Haute-Marne : le couple forcé de quitter sa maison à Saints-Geosmes a obtenu un délai

Les Latouche devaient quitter leur maison sinistrée le 4 juillet. Ils ont finalement obtenu un délai et deux propositions de relogement à Saints-Geosmes au sud de Langres.

Installés depuis longtemps à Saints-Geosmes, Patrick et Nathalie n'ont ni l'envie ni les moyens de quitter leur foyer.
Installés depuis longtemps à Saints-Geosmes, Patrick et Nathalie n'ont ni l'envie ni les moyens de quitter leur foyer. © Document remis
"Nous sommes plus sereins mais pour l'instant, rien n'a vraiment commencé." Le ton est soulagé, mais pas tout à fait enjoué. Quentin Latouche, le fils de Patrick et Nathalie, n'ose pas encore crier victoire. Jusqu'à "jeudi ou vendredi dernier", ses parents étaient toujours sous le joug d'une expulsion à partir du samedi 4 juillet. Leur maison, achetée en 1999, était jugée trop dangereuse pour que le couple continue à y vivre.

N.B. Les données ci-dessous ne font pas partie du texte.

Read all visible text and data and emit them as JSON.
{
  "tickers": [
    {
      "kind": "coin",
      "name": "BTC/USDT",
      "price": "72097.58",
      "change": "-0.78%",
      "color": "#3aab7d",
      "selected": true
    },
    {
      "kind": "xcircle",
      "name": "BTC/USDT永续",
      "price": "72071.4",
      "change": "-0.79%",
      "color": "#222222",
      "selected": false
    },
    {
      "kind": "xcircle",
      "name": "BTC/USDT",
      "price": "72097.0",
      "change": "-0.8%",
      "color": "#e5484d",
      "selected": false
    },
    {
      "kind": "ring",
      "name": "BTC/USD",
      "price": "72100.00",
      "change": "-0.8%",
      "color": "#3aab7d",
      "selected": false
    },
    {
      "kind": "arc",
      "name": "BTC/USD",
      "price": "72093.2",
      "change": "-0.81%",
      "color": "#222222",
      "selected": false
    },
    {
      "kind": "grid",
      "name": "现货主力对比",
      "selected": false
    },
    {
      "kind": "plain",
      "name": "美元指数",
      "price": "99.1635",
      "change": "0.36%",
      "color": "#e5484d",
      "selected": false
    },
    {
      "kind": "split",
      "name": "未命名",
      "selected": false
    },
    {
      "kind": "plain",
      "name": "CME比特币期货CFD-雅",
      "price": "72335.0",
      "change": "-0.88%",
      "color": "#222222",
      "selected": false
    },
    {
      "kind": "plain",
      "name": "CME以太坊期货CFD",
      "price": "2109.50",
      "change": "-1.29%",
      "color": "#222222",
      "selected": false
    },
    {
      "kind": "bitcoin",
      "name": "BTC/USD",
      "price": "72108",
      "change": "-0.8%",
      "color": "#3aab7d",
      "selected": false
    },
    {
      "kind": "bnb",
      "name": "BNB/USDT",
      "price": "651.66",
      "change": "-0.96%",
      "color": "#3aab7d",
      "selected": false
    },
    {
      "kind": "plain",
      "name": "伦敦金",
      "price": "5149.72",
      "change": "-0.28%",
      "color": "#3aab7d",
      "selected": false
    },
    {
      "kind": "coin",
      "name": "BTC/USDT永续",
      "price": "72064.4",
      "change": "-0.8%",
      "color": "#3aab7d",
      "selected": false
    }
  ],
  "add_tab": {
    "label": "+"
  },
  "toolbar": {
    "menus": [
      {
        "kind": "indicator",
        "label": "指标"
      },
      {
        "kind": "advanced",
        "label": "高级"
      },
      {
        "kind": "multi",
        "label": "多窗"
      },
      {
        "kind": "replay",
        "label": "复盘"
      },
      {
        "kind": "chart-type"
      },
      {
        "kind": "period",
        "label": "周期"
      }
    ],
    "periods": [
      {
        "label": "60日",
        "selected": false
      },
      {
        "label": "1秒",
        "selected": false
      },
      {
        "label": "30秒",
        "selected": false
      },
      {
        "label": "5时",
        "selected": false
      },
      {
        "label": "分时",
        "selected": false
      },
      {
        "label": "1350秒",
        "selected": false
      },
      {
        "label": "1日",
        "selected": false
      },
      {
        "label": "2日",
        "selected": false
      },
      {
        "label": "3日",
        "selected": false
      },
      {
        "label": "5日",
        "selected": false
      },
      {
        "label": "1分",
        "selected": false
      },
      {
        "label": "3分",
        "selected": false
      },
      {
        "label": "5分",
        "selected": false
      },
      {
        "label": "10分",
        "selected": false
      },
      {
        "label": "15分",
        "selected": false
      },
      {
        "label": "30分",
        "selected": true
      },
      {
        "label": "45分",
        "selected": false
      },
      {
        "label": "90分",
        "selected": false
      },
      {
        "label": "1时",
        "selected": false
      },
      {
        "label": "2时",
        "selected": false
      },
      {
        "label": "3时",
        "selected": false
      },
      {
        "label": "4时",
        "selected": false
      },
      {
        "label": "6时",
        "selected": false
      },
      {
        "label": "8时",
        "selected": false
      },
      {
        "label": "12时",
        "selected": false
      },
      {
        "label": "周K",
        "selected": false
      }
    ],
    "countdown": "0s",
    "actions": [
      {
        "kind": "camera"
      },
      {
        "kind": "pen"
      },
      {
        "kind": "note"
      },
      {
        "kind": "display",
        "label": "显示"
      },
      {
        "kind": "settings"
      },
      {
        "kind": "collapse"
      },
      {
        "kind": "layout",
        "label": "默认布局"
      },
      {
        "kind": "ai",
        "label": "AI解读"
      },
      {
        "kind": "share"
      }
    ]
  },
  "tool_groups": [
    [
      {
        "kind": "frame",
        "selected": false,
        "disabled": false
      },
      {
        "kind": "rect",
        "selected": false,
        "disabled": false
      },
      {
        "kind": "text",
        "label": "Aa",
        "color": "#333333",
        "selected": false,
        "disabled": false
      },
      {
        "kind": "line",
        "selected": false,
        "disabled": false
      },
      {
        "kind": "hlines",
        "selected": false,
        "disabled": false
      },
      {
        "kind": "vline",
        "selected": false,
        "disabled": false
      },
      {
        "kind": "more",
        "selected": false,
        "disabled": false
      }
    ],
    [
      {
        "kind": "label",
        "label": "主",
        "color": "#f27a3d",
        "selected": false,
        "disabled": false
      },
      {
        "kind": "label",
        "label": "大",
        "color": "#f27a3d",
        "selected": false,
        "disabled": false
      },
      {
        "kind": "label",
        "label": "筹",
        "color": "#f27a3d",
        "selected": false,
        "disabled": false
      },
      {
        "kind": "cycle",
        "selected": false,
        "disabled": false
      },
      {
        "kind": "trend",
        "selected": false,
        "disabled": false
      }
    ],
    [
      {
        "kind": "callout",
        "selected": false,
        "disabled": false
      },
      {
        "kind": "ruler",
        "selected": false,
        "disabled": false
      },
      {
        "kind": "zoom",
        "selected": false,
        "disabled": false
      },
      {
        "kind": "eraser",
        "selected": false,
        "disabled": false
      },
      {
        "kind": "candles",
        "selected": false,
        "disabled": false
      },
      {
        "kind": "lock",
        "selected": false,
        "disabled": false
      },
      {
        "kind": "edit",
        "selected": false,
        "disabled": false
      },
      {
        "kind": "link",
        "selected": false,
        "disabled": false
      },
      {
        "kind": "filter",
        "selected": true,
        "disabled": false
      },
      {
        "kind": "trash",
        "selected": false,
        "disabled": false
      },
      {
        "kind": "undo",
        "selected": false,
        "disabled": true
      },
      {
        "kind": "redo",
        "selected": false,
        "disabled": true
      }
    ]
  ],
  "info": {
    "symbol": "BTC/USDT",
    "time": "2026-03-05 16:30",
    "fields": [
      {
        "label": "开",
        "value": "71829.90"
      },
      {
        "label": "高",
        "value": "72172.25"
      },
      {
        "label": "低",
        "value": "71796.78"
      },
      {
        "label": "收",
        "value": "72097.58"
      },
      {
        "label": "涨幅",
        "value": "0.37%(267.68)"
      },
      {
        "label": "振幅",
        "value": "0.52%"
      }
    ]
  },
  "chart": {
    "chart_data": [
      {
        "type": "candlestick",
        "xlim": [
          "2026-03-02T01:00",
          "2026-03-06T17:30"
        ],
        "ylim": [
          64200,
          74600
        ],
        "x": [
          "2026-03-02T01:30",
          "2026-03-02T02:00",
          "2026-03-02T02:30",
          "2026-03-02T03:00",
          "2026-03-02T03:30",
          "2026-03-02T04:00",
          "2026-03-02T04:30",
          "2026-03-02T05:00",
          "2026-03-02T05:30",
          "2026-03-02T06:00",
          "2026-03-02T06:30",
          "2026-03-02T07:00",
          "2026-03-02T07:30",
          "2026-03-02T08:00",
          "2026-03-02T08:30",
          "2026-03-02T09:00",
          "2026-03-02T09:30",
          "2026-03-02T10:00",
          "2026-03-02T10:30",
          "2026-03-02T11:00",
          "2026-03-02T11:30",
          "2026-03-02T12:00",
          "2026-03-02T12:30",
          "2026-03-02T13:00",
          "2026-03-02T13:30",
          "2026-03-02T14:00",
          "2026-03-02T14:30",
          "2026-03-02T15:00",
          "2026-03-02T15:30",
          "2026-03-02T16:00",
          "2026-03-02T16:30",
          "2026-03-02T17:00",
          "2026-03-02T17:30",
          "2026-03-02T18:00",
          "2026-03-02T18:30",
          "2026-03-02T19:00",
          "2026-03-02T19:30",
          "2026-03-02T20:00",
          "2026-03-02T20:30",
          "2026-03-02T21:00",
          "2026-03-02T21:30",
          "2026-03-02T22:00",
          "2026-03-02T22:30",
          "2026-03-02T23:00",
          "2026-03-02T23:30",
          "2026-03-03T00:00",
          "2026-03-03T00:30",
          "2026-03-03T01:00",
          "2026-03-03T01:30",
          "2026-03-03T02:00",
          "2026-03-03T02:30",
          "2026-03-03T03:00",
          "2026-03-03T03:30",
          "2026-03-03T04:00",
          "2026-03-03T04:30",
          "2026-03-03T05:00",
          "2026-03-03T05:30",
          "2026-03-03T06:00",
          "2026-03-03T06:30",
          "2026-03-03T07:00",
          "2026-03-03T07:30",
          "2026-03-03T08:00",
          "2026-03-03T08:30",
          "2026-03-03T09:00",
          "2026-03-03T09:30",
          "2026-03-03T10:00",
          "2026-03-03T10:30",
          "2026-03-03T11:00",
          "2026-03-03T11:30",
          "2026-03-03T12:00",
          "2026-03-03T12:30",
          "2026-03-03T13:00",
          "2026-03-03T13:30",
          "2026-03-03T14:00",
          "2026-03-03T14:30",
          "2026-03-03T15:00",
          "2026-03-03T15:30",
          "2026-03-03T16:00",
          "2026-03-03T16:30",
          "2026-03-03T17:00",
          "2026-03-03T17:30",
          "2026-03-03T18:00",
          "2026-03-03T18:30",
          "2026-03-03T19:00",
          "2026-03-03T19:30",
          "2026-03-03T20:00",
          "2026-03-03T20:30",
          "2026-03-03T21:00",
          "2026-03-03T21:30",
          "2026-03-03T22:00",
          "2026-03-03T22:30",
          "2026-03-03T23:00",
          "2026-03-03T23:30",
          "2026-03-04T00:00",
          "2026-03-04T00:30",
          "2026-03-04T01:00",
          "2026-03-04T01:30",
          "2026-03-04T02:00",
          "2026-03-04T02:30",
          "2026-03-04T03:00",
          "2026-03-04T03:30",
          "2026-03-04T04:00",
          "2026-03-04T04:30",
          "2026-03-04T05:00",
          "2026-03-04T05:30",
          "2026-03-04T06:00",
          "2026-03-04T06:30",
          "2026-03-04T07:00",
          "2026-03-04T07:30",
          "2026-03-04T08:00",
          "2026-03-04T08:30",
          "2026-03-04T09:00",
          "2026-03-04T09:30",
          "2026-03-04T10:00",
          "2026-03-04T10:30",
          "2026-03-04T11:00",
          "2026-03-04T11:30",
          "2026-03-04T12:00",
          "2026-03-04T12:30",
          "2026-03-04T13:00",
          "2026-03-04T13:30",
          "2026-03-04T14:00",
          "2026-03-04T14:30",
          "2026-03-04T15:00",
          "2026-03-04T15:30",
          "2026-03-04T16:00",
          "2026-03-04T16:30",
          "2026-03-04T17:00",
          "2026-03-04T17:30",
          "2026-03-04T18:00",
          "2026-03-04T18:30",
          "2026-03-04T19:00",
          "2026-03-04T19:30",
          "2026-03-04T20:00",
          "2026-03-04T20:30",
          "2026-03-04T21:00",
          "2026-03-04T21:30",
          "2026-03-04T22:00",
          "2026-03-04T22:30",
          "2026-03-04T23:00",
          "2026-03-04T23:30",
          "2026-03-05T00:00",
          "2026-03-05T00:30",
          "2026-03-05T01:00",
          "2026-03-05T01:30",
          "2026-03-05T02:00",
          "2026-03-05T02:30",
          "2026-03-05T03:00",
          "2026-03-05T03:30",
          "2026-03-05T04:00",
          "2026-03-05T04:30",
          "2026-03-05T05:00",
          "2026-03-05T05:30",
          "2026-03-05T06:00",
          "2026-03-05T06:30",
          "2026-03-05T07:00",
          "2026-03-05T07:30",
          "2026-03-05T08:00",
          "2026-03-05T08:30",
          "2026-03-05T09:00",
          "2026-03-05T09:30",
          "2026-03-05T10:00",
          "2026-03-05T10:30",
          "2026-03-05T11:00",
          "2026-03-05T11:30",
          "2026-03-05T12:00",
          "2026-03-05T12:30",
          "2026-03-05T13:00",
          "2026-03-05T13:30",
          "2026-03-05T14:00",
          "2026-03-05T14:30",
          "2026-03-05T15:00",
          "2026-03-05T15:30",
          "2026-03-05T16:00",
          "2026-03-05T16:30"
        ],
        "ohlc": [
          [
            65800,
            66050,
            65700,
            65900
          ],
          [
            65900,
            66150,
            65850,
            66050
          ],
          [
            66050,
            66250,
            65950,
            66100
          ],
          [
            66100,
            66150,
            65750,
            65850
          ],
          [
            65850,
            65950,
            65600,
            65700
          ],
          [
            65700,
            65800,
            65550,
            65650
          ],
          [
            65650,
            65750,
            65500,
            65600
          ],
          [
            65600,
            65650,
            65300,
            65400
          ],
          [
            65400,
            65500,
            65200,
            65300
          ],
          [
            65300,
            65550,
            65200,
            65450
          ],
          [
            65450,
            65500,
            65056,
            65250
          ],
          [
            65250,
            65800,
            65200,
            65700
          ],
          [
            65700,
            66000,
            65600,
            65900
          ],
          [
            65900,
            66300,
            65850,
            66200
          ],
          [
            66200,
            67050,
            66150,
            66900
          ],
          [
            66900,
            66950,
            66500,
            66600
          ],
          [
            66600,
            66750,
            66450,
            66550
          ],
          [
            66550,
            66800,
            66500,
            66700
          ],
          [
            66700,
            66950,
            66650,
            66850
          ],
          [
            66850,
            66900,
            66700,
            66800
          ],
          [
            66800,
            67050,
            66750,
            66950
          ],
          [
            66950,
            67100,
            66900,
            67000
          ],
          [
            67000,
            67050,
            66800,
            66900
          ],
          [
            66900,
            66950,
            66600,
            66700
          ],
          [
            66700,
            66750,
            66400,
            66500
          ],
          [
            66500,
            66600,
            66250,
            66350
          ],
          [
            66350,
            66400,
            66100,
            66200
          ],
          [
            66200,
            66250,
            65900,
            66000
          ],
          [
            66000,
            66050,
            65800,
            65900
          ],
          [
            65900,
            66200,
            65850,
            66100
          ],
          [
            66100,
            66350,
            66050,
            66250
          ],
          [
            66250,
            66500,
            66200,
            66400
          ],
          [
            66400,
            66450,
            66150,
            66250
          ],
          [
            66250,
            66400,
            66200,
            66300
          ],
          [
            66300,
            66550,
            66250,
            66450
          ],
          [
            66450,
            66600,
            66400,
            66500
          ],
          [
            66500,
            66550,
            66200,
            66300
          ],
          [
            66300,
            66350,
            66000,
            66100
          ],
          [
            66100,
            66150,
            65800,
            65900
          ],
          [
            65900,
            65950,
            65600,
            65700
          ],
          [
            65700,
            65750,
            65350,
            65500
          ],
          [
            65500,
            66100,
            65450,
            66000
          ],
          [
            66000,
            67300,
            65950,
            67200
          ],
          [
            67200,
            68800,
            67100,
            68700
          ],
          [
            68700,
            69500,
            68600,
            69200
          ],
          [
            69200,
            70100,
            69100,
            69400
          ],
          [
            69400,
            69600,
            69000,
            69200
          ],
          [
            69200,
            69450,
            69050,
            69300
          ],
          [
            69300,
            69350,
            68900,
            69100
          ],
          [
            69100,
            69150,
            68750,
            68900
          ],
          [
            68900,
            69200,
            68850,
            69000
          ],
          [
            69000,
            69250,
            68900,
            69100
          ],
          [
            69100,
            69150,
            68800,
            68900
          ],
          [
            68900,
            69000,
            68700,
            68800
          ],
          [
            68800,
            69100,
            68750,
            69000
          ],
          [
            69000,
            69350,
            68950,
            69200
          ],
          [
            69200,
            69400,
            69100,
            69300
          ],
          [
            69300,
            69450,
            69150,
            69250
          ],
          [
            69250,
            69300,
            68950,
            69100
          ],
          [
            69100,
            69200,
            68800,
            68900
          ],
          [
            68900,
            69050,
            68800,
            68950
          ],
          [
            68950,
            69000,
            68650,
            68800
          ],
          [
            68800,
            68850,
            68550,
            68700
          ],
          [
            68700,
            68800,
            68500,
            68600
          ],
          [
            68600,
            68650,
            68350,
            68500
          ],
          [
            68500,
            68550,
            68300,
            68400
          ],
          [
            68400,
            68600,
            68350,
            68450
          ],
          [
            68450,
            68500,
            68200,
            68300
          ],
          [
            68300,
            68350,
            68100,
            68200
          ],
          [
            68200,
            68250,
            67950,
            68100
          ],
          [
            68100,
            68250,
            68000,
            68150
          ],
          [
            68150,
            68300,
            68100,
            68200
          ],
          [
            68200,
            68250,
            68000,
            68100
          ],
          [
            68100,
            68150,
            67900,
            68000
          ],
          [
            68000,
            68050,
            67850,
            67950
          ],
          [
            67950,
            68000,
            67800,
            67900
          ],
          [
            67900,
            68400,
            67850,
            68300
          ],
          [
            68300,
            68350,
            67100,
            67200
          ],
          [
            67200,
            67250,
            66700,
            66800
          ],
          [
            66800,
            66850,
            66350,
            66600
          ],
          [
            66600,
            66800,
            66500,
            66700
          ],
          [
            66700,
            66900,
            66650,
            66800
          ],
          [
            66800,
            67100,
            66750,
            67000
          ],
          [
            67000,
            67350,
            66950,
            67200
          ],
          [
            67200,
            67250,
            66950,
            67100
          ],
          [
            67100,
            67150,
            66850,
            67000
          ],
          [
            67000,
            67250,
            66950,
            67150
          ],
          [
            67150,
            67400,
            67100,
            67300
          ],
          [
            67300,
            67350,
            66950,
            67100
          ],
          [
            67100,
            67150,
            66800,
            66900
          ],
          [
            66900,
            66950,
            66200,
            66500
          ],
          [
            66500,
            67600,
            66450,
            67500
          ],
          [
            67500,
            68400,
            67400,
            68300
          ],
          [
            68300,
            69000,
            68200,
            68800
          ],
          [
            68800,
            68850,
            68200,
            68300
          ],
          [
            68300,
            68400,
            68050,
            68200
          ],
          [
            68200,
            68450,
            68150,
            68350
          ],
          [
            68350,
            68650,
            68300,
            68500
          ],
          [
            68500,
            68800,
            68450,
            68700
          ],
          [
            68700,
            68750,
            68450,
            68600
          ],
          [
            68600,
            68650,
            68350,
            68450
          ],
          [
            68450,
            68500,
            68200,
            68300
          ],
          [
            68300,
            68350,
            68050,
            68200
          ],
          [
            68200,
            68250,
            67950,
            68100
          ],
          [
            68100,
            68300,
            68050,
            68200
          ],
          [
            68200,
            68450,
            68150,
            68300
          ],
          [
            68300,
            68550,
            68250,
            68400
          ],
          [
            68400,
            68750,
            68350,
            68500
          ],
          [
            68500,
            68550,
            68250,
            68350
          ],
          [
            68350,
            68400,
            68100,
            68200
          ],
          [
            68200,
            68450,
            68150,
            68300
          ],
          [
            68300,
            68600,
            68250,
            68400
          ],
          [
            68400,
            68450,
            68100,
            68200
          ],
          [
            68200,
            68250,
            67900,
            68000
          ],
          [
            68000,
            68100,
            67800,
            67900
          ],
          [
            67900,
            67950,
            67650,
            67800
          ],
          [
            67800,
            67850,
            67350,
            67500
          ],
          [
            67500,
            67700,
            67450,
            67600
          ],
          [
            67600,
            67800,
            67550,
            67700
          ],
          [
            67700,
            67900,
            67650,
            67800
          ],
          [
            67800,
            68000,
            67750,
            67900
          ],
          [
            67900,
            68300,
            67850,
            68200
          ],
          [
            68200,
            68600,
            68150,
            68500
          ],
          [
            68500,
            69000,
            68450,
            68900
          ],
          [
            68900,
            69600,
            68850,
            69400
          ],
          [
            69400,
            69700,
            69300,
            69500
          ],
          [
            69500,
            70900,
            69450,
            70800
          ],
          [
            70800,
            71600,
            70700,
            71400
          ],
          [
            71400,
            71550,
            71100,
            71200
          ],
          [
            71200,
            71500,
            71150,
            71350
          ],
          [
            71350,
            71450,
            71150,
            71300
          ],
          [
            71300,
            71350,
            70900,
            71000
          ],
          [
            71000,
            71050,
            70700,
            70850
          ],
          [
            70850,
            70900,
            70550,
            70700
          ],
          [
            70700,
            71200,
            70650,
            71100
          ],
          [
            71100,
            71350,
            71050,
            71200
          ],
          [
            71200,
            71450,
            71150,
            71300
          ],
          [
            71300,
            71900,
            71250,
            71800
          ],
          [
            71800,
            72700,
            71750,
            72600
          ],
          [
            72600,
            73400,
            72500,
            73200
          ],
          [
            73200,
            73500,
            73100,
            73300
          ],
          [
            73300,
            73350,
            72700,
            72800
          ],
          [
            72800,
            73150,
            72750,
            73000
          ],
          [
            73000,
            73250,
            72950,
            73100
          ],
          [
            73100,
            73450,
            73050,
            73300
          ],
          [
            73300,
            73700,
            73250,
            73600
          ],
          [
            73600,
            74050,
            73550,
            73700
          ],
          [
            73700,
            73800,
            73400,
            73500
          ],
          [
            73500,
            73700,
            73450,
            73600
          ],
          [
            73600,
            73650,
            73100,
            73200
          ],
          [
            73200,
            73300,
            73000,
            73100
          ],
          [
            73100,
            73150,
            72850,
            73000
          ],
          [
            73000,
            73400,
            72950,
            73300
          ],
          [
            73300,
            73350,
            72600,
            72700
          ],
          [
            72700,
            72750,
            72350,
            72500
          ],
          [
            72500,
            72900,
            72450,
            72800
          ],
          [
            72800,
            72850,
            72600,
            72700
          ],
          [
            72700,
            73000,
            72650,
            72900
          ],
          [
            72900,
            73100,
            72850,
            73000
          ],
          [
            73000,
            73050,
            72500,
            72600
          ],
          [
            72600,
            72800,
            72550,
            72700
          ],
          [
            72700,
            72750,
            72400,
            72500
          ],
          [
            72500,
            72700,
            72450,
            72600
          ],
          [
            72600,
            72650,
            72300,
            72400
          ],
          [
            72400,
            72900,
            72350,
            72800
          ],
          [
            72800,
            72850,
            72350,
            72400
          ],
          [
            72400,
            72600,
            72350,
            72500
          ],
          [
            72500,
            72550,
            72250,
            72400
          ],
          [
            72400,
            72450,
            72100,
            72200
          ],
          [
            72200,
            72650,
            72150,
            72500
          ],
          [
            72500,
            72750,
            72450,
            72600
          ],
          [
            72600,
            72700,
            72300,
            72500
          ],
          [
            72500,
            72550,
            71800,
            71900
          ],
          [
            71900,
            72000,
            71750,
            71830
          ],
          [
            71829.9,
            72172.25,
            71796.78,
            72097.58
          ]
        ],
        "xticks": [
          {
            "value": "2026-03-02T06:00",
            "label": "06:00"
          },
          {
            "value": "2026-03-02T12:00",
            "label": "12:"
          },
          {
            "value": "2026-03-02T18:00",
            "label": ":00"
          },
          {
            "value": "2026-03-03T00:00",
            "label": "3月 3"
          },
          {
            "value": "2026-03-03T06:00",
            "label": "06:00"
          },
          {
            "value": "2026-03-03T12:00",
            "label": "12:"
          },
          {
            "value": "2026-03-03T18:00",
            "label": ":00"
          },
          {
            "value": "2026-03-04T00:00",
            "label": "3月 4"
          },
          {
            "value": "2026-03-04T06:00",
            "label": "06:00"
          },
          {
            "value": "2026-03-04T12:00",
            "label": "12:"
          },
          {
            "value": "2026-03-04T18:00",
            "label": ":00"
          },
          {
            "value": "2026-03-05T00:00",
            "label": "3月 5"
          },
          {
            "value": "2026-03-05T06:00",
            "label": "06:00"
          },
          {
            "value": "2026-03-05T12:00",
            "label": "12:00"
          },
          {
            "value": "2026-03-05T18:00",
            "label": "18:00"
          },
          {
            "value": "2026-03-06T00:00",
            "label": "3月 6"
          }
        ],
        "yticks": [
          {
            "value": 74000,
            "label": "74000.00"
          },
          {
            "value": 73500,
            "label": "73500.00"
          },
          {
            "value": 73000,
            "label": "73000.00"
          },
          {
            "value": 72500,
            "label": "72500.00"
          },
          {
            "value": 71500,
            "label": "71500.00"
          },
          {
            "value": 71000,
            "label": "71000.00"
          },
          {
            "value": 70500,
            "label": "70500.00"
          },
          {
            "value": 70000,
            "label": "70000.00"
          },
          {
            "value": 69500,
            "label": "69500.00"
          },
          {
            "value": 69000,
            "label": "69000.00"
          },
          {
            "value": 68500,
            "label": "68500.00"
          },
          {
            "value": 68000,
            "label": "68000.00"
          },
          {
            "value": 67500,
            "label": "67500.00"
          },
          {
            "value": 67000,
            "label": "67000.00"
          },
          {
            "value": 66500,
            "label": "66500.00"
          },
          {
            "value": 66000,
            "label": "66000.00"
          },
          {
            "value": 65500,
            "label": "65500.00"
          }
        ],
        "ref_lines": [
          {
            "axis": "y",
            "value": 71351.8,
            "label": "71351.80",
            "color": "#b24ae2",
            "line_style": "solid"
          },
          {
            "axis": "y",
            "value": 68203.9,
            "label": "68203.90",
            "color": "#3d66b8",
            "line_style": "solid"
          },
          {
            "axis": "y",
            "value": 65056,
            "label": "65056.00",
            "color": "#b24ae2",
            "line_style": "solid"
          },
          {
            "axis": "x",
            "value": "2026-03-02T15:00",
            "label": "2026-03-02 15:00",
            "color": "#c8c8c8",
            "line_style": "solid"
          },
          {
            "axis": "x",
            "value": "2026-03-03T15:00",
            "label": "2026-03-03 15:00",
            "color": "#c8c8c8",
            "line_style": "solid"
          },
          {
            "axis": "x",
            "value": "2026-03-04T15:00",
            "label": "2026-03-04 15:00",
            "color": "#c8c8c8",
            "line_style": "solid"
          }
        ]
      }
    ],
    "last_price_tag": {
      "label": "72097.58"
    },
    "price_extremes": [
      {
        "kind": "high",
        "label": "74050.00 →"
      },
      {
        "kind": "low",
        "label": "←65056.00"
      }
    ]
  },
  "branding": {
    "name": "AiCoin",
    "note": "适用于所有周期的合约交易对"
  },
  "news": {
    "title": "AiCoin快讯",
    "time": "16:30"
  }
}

De grandes fissures lézardent les murs. "La maison part en avant, tout bouge ici, nous racontait Nathalie début juinLes fissures sont partout, il y a des fenêtres qu’on ne peut plus ouvrir, le froid s’infiltre. Et puis, je ne suis pas sereine quand je garde mon petit-fils dans la maison."
 

Un délai et deux propositions de relogement

Finalement, à seulement un jour ou deux de la date butoir, la mairie a accordé un délai au couple, qui n'est plus forcé de quitter les lieux sous peine de payer 50 euros d'amende par jour. Autre bonne nouvelle : la mairie serait en mesure de racheter la maison 20 euros du mètre carré. Une entreprise se prête également volontaire pour détruire la maison bénévolement. "Les parents sont contents, car on sait très bien qu'ils ne sont pas obligés de la reprendre", admet Quentin.
 
Sur la façade du bâtiment, des dizaines de fissures sont modestement colmatées.
Sur la façade du bâtiment, des dizaines de fissures sont modestement colmatées. © Document remis

Comme une bonne nouvelle arrive rarement seule, deux solutions de relogement envisageables ont été proposées au couple. La première, temporaire, est un logement du bailleur social le Foyer rémois. Un appartement vaste, avec une terrasse, un jardin et situé dans la commune, un critère indispensable pour que Nathalie, sans permis, puisse continuer à aller travailler. "On verra bien comment ça va se passer par la suite, pour le moment pas de faux espoirs", ajoute Quentin.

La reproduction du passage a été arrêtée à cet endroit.